Luther Blisset
Manifesto por uma Frente de Libertação Musical
Por muito tempo a ideologia dominante (ou seja lá que monstro vem dominando as pessoas) tem as afastado de um caminho que leve a um mínimo de resistência contra as apropriações de expressões humanas comumente denominadas de expressões artístico- culturais.
A divisão da vida humana em esferas separadas operada na sociedade capitalista, na qual cultura, economia, política, religião, etc. aparecem como manifestações distintas, transparece na separação entre “público” e “artista”, ou melhor, na existência de um público – consumidor de produtos “culturais” – e um “artista” – produtor de “cultura”. A cultura passa a ser algo produzido por alguém ou alguns, como uma bicicleta ou uma casa, e não mais como uma manifestação social, de uma sociabilidade e de um imaginário social específicos. A quebra destas separações é um dos objetivos da revolução, sem dúvida.

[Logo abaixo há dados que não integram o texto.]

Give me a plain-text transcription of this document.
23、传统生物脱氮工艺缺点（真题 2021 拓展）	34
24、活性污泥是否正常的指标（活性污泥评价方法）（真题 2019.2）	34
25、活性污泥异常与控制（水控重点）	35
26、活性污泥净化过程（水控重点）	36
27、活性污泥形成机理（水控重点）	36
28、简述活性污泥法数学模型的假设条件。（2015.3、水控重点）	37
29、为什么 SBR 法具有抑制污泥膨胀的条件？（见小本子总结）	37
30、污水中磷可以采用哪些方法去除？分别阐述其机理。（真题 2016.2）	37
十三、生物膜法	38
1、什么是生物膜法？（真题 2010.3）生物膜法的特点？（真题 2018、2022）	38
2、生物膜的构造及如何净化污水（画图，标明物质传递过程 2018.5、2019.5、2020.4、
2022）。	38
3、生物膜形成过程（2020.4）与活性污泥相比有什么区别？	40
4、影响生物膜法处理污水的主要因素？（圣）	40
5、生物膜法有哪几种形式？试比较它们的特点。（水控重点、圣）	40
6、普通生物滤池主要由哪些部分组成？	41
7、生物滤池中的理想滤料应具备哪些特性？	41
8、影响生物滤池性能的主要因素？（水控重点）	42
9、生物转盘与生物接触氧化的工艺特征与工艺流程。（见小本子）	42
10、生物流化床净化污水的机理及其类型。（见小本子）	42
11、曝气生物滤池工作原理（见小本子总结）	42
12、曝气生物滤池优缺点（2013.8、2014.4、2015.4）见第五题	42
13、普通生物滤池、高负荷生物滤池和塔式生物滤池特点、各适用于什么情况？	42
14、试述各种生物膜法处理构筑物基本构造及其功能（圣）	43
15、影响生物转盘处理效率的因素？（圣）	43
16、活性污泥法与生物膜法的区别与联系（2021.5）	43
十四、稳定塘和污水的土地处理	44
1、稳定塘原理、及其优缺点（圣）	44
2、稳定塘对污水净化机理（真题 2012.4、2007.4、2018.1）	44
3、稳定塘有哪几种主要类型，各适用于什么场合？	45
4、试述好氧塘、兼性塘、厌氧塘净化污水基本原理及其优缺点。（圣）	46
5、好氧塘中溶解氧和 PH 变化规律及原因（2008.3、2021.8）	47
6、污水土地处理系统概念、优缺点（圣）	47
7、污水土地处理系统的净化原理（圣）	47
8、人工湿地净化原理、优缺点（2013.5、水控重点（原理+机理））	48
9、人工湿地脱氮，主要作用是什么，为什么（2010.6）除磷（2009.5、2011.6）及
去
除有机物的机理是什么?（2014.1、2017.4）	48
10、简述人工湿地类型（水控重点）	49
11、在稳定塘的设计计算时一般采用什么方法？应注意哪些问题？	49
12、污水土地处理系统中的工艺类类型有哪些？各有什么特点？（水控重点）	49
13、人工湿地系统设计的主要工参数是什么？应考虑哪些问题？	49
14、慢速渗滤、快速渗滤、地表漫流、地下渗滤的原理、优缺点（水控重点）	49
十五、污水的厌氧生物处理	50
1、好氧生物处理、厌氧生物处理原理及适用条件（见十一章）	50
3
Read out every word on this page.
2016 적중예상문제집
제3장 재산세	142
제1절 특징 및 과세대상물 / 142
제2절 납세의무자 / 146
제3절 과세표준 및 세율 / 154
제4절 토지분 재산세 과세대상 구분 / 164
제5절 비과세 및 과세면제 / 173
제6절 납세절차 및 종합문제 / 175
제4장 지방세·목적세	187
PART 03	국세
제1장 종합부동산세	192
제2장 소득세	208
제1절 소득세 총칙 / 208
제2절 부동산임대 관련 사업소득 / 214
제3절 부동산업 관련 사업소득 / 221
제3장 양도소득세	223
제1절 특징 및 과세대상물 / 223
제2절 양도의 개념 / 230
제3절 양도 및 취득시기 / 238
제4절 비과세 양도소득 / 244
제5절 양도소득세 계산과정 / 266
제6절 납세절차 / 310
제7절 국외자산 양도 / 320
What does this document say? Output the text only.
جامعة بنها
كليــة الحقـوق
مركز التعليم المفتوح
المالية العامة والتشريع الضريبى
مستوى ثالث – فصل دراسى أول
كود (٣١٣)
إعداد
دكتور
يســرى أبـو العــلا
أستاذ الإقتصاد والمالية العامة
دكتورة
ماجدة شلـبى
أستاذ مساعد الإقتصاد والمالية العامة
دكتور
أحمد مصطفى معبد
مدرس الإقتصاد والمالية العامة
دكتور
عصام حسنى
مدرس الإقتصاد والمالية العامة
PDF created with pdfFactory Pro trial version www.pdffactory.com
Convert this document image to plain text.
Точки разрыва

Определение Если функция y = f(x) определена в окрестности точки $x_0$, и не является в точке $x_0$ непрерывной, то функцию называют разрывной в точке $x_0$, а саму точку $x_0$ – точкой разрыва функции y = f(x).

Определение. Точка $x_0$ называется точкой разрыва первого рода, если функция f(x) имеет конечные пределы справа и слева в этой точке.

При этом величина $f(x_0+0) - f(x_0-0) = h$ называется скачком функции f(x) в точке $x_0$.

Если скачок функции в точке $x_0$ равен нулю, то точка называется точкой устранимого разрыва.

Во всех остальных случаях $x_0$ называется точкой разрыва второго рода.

Esta separação abre espaço para existência da indústria cultural, corolário da existência do artista, do público e da propriedade, isto é, do capitalismo. Se a separação da vida em esferas ou compartimentos é condição de existência da indústria cultural, esta, por sua vez, intensifica a separação entre público (sinônimo de consumidor passivo, alienado e sem vida própria) e “artista” (o produtor de “cultura”, o operário da indústria cultural: que se diferencia de um operário comum por não possuir a dignidade deste último, pois se nega a aceitar o fato de ser operário e com isso expor a existência da indústria cultural ao público, se escondendo atrás do rótulo de “artista” que pressupõe ao senso comum independência e autonomia, sendo assim cúmplice intencional da ideologia dominante). Ocorre que o artista como produtor cultural passa a ser visto e “vendido” – com todo apoio da concepção de propriedade e apropriação própria da sociedade capitalista arraigada em todas as pessoas – como o autor, o criador, que assim como Deus, tira algo do nada. Esta concepção e falsa ideia é o que sustenta a irracionalidade dos direitos autorais e consequentemente da indústria fonográfica e cultural em geral. O artista ou autor não é mais do que a homologia terrestre da crença e irracionalidade divina. O fosso que existe entre as sociedades humanas e Deus é recriado na terra entre Artista e público. “Se Deus existe, o homem é escravo” já dizia o velho Bakuna. Pois bem, se o Autor, o Artista, existe, o homem é público (isto é, espectador passivo, alienado, escravo). O corpo que expressa uma “nova” melodia não está suspenso no vácuo, mas se encontra localizado histórica e socialmente, e tanto aos de hoje como aos de ontem pertencem também esta “nova” melodia. Estas questões já foram expressas pelos clássicos anarquistas. Leiam Proudhon a respeito do tema, se ainda não se convenceram de que não existe “produção” que não seja coletiva. O mesmo se aplica à música ou outras manifestações e linguagens humanas.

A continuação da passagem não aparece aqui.